Her lips twisted. “No. They don’t. I usually do a good job of hiding the sweet beneath my feisty outer shell.”

“I guess I just see through you.” He held her gaze, feeling the air between them grow thick with possibilities.

“Maybe you do,” she said softly. “But if that’s true, then you know that I haven’t given up on getting what I want from you. That’s probably my deepest, darkest secret right now, Noah. I like you, and I want to be your friend, maybe even more than your friend, but I also want my baby. My baby, with no baby daddy strings attached.”

He smiled. “Is that your way of telling me you aren’t interested in getting into the hammock with me and seeing what happens?”

“The hammock?” she asked, lips curving wickedly. “An acrobatic choice, Mr. O’Sullivan. Sounds dangerous if you ask me.”

“We could stay on the quilt, but I think you enjoy a little danger, Miss North.”

A light sparked in her eyes. “You’re not serious.”

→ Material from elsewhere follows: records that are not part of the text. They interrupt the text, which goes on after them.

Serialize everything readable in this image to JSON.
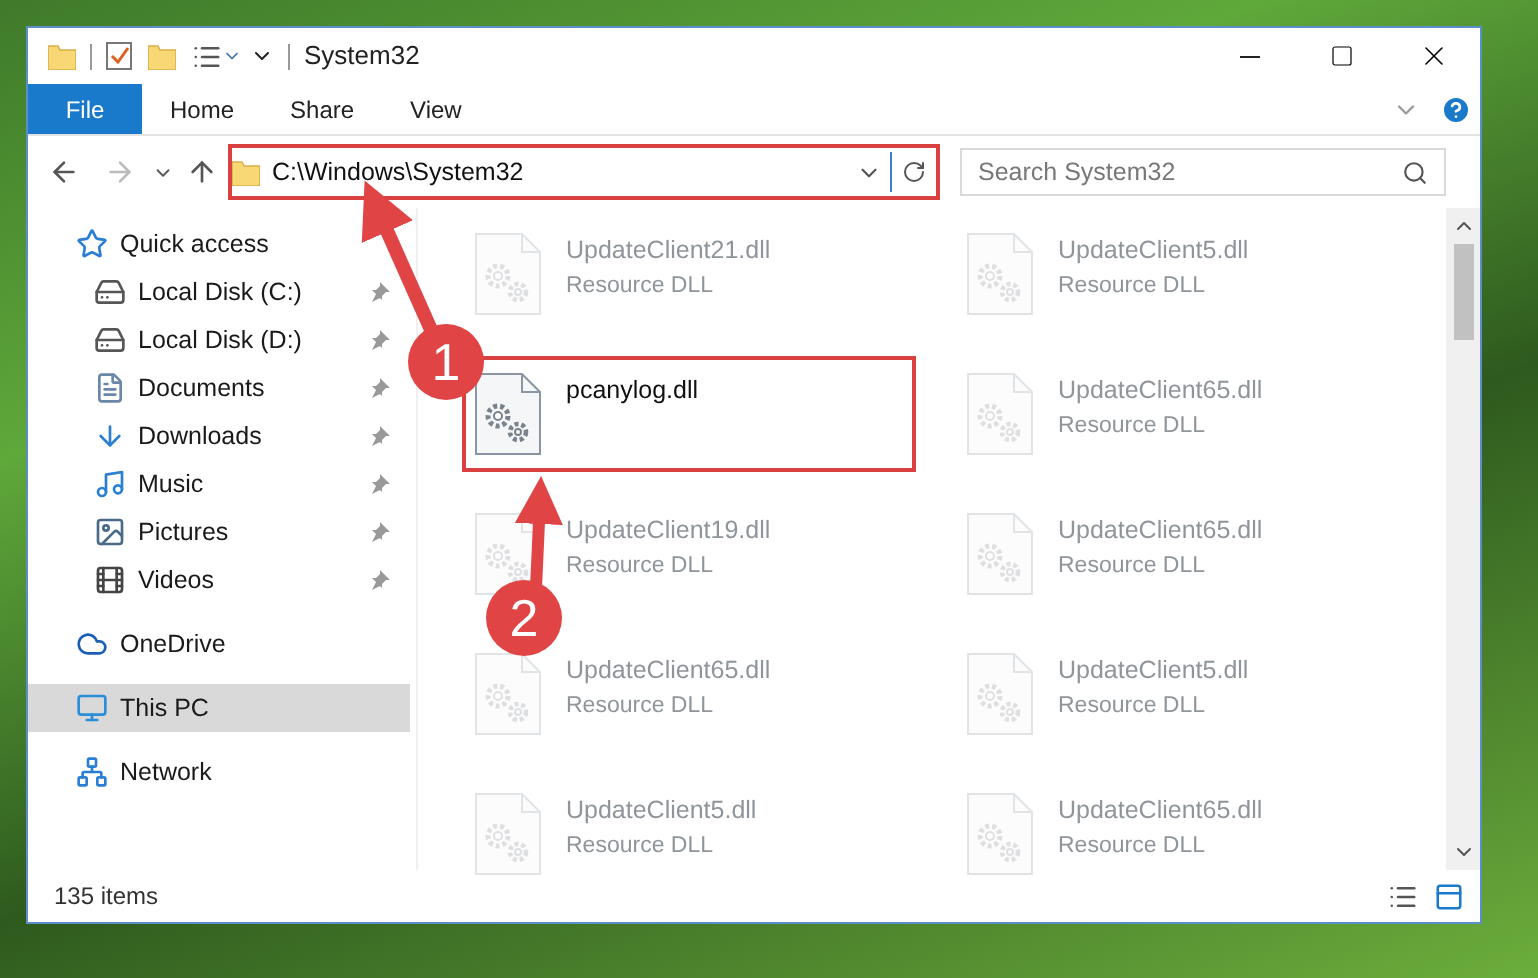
{
  "window": {
    "title": "System32"
  },
  "ribbon_tabs": [
    {
      "label": "File",
      "selected": true
    },
    {
      "label": "Home",
      "selected": false
    },
    {
      "label": "Share",
      "selected": false
    },
    {
      "label": "View",
      "selected": false
    }
  ],
  "address_bar": {
    "path": "C:\\Windows\\System32",
    "highlighted": true
  },
  "search": {
    "placeholder": "Search System32"
  },
  "sidebar": {
    "items": [
      {
        "label": "Quick access",
        "kind": "star",
        "selected": false,
        "children": [
          {
            "label": "Local Disk (C:)",
            "kind": "system-drive",
            "pinned": true,
            "selected": false
          },
          {
            "label": "Local Disk (D:)",
            "kind": "drive",
            "pinned": true,
            "selected": false
          },
          {
            "label": "Documents",
            "kind": "documents",
            "pinned": true,
            "selected": false
          },
          {
            "label": "Downloads",
            "kind": "downloads",
            "pinned": true,
            "selected": false
          },
          {
            "label": "Music",
            "kind": "music",
            "pinned": true,
            "selected": false
          },
          {
            "label": "Pictures",
            "kind": "pictures",
            "pinned": true,
            "selected": false
          },
          {
            "label": "Videos",
            "kind": "videos",
            "pinned": true,
            "selected": false
          }
        ]
      },
      {
        "label": "OneDrive",
        "kind": "cloud",
        "selected": false
      },
      {
        "label": "This PC",
        "kind": "pc",
        "selected": true
      },
      {
        "label": "Network",
        "kind": "network",
        "selected": false
      }
    ]
  },
  "files": [
    {
      "name": "UpdateClient21.dll",
      "type": "Resource DLL",
      "dimmed": true,
      "highlighted": false
    },
    {
      "name": "UpdateClient5.dll",
      "type": "Resource DLL",
      "dimmed": true,
      "highlighted": false
    },
    {
      "name": "pcanylog.dll",
      "dimmed": false,
      "highlighted": true
    },
    {
      "name": "UpdateClient65.dll",
      "type": "Resource DLL",
      "dimmed": true,
      "highlighted": false
    },
    {
      "name": "UpdateClient19.dll",
      "type": "Resource DLL",
      "dimmed": true,
      "highlighted": false
    },
    {
      "name": "UpdateClient65.dll",
      "type": "Resource DLL",
      "dimmed": true,
      "highlighted": false
    },
    {
      "name": "UpdateClient65.dll",
      "type": "Resource DLL",
      "dimmed": true,
      "highlighted": false
    },
    {
      "name": "UpdateClient5.dll",
      "type": "Resource DLL",
      "dimmed": true,
      "highlighted": false
    },
    {
      "name": "UpdateClient5.dll",
      "type": "Resource DLL",
      "dimmed": true,
      "highlighted": false
    },
    {
      "name": "UpdateClient65.dll",
      "type": "Resource DLL",
      "dimmed": true,
      "highlighted": false
    }
  ],
  "status_bar": {
    "item_count": "135 items"
  },
  "callouts": [
    {
      "number": "1"
    },
    {
      "number": "2"
    }
  ]
}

He shrugged, the casual gesture at odds with the pounding of his heart. “Probably not. I shouldn’t be; I know that. Just like I shouldn’t tell you that from the moment I met you something in my gut has been shouting that I can’t let you walk away. Not until I find out where this could go between us.”

She shook her head even as her face drifted closer to his. “That’s crazy, Noah. We barely know each other. And you live in San Francisco and I live here, and—”

“And this conversation should wait,” he said, reaching up to capture her chin lightly in his fingers. “Until I tell you one more deep, dark secret.”